API — Return Only Needed Fields

# BAD: Returning full user object
return jsonify(user)  # May include internal fields, hashed passwords

# GOOD: Explicit allowlist
return jsonify({
    "id": user.id,
    "email": user.email,
    "displayName": user.display_name,
})

Common Pitfalls

Pitfall Solution
Logs contain emails, IPs, tokens Redact PII; use hashed IDs or structured logs
Error messages expose data Return generic errors to client; log details server-side
Third-party SDKs load before consent Load analytics/ads only after consent; use consent management
No deletion flow Design account deletion + data purge from day one
Backups keep data forever Include backups in retention; encrypt backups
Cookies without consent Use consent banner; respect Do Not Track where applicable

Third-Party Audit

Before adding a dependency that touches user data:

  • What data does it collect or receive?
  • Where does it send data (servers, countries)?
  • Is it loaded before or after user consent?
  • Can we disable it if user opts out?
  • Does their privacy policy align with ours?

Implementation Checklist

When building a feature that touches user data:

  • Is this data necessary?
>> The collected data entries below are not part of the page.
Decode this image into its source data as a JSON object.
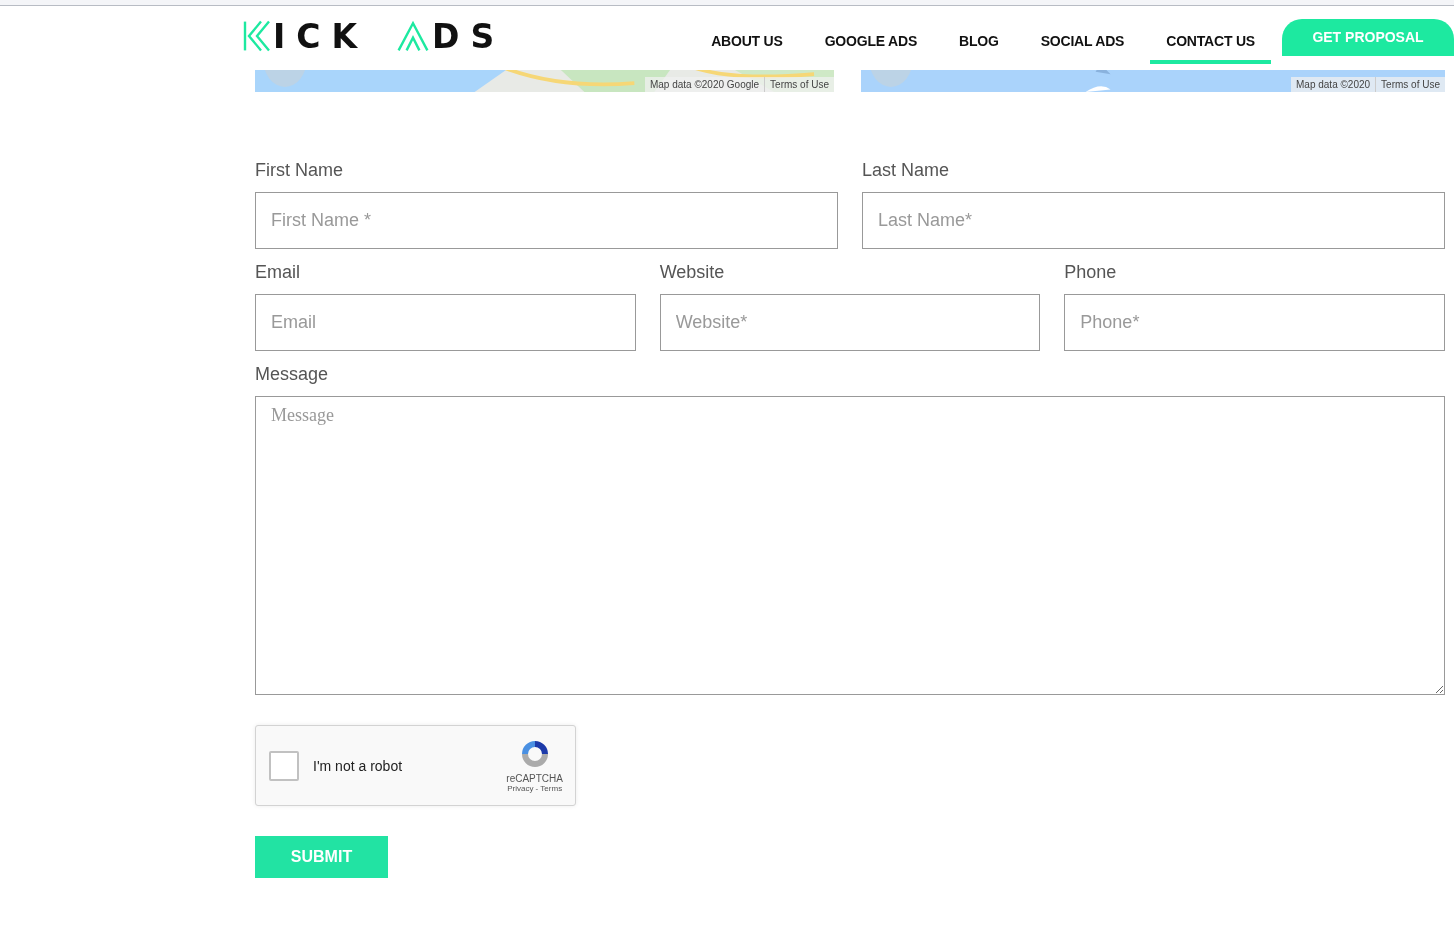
{
  "header": {
    "logo": {
      "first": "ICK",
      "second": "DS"
    },
    "nav": [
      {
        "label": "ABOUT US",
        "selected": false
      },
      {
        "label": "GOOGLE ADS",
        "selected": false
      },
      {
        "label": "BLOG",
        "selected": false
      },
      {
        "label": "SOCIAL ADS",
        "selected": false
      },
      {
        "label": "CONTACT US",
        "selected": true
      }
    ],
    "cta": "GET PROPOSAL"
  },
  "maps": [
    {
      "kind": "land",
      "attribution": [
        "Map data ©2020 Google",
        "Terms of Use"
      ]
    },
    {
      "kind": "sea",
      "attribution": [
        "Map data ©2020",
        "Terms of Use"
      ]
    }
  ],
  "form": {
    "rows": [
      [
        {
          "label": "First Name",
          "placeholder": "First Name *"
        },
        {
          "label": "Last Name",
          "placeholder": "Last Name*"
        }
      ],
      [
        {
          "label": "Email",
          "placeholder": "Email"
        },
        {
          "label": "Website",
          "placeholder": "Website*"
        },
        {
          "label": "Phone",
          "placeholder": "Phone*"
        }
      ]
    ],
    "message": {
      "label": "Message",
      "placeholder": "Message"
    },
    "captcha": {
      "label": "I'm not a robot",
      "checked": false,
      "brand": "reCAPTCHA",
      "links": "Privacy - Terms"
    },
    "submit": "SUBMIT"
  }
}
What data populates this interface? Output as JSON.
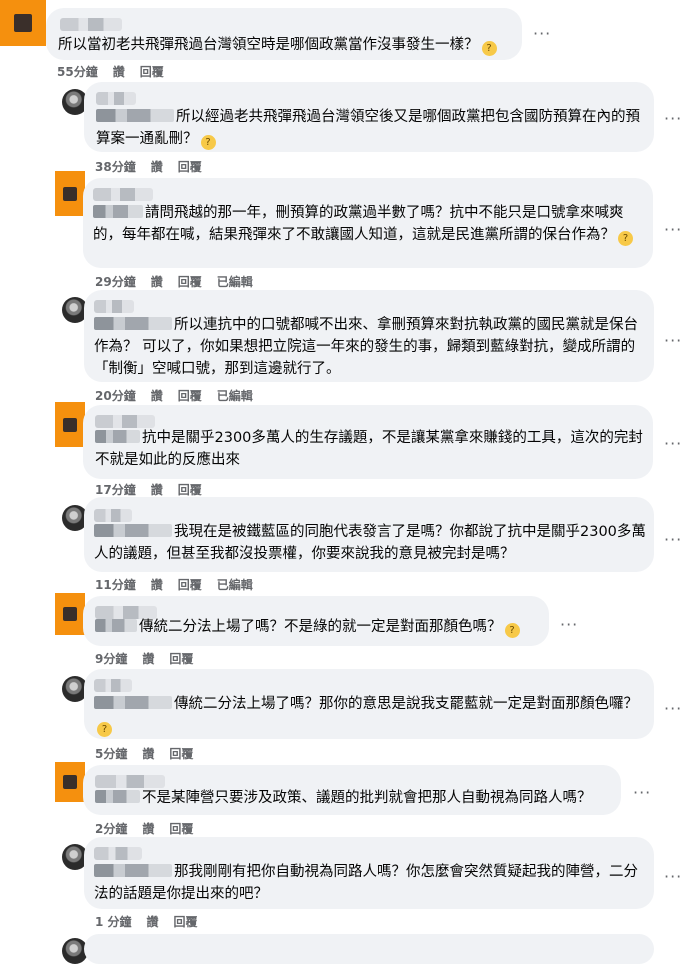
{
  "comments": [
    {
      "text": "所以當初老共飛彈飛過台灣領空時是哪個政黨當作沒事發生一樣？",
      "emoji": true,
      "time": "55分鐘",
      "like": "讚",
      "reply": "回覆",
      "edited": ""
    },
    {
      "text": "所以經過老共飛彈飛過台灣領空後又是哪個政黨把包含國防預算在內的預算案一通亂刪？",
      "emoji": true,
      "time": "38分鐘",
      "like": "讚",
      "reply": "回覆",
      "edited": ""
    },
    {
      "text": "請問飛越的那一年，刪預算的政黨過半數了嗎？抗中不能只是口號拿來喊爽的，每年都在喊，結果飛彈來了不敢讓國人知道，這就是民進黨所謂的保台作為？",
      "emoji": true,
      "time": "29分鐘",
      "like": "讚",
      "reply": "回覆",
      "edited": "已編輯"
    },
    {
      "text": "所以連抗中的口號都喊不出來、拿刪預算來對抗執政黨的國民黨就是保台作為？ 可以了，你如果想把立院這一年來的發生的事，歸類到藍綠對抗，變成所謂的「制衡」空喊口號，那到這邊就行了。",
      "emoji": false,
      "time": "20分鐘",
      "like": "讚",
      "reply": "回覆",
      "edited": "已編輯"
    },
    {
      "text": "抗中是關乎2300多萬人的生存議題，不是讓某黨拿來賺錢的工具，這次的完封不就是如此的反應出來",
      "emoji": false,
      "time": "17分鐘",
      "like": "讚",
      "reply": "回覆",
      "edited": ""
    },
    {
      "text": "我現在是被鐵藍區的同胞代表發言了是嗎？你都說了抗中是關乎2300多萬人的議題，但甚至我都沒投票權，你要來說我的意見被完封是嗎？",
      "emoji": false,
      "time": "11分鐘",
      "like": "讚",
      "reply": "回覆",
      "edited": "已編輯"
    },
    {
      "text": "傳統二分法上場了嗎？不是綠的就一定是對面那顏色嗎？",
      "emoji": true,
      "time": "9分鐘",
      "like": "讚",
      "reply": "回覆",
      "edited": ""
    },
    {
      "text": "傳統二分法上場了嗎？那你的意思是說我支罷藍就一定是對面那顏色囉？",
      "emoji": true,
      "time": "5分鐘",
      "like": "讚",
      "reply": "回覆",
      "edited": ""
    },
    {
      "text": "不是某陣營只要涉及政策、議題的批判就會把那人自動視為同路人嗎？",
      "emoji": false,
      "time": "2分鐘",
      "like": "讚",
      "reply": "回覆",
      "edited": ""
    },
    {
      "text": "那我剛剛有把你自動視為同路人嗎？你怎麼會突然質疑起我的陣營，二分法的話題是你提出來的吧？",
      "emoji": false,
      "time": "1 分鐘",
      "like": "讚",
      "reply": "回覆",
      "edited": ""
    }
  ],
  "more_icon": "more-options-icon",
  "emoji_icon": "thinking-face-icon",
  "colors": {
    "orange_avatar": "#f5900e",
    "bubble": "#f0f2f5",
    "meta": "#65676b"
  }
}
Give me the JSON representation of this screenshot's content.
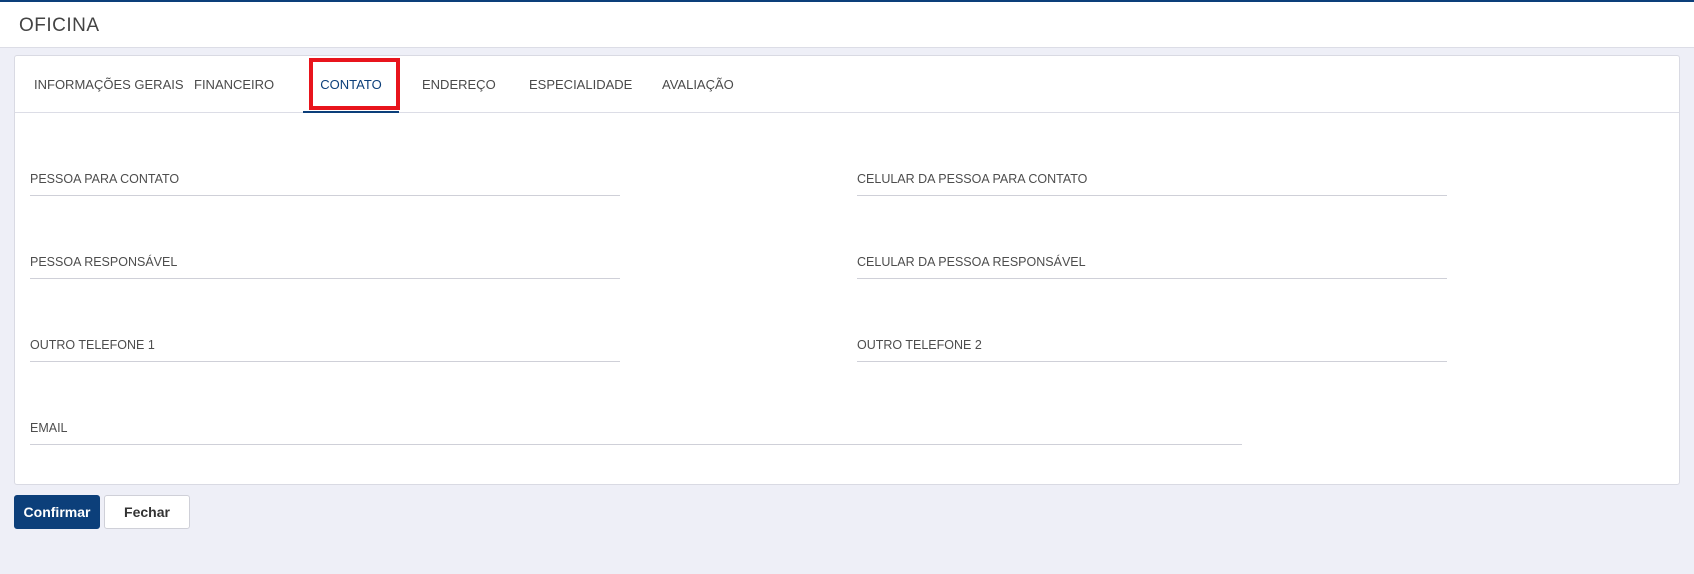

Can we achieve the goal with less?
  • Do we have explicit consent for this use?
  • Is it encrypted (at rest and in transit)?
  • Do we have a retention/deletion policy?
  • Can the user export or delete their data?
  • Are third-party services disclosed and consented?
  • Are logs free of PII?
  • Are backups included in retention policy?

Best Practices

  • Ask "do we need this?" for every new data field
  • Design deletion and export flows from day one
  • Use hashing or tokenization for sensitive identifiers when possible
  • Document purpose and retention in schema or metadata
  • Don't log passwords, tokens, or PII in plain text
  • Don't share data with third parties without explicit consent
  • Don't assume "we'll add privacy later"—it rarely happens
  • Don't expose stack traces or internal errors to clients

When to Use

This skill is applicable when building software that collects, stores, or processes personal data. Apply it proactively during design and implementation.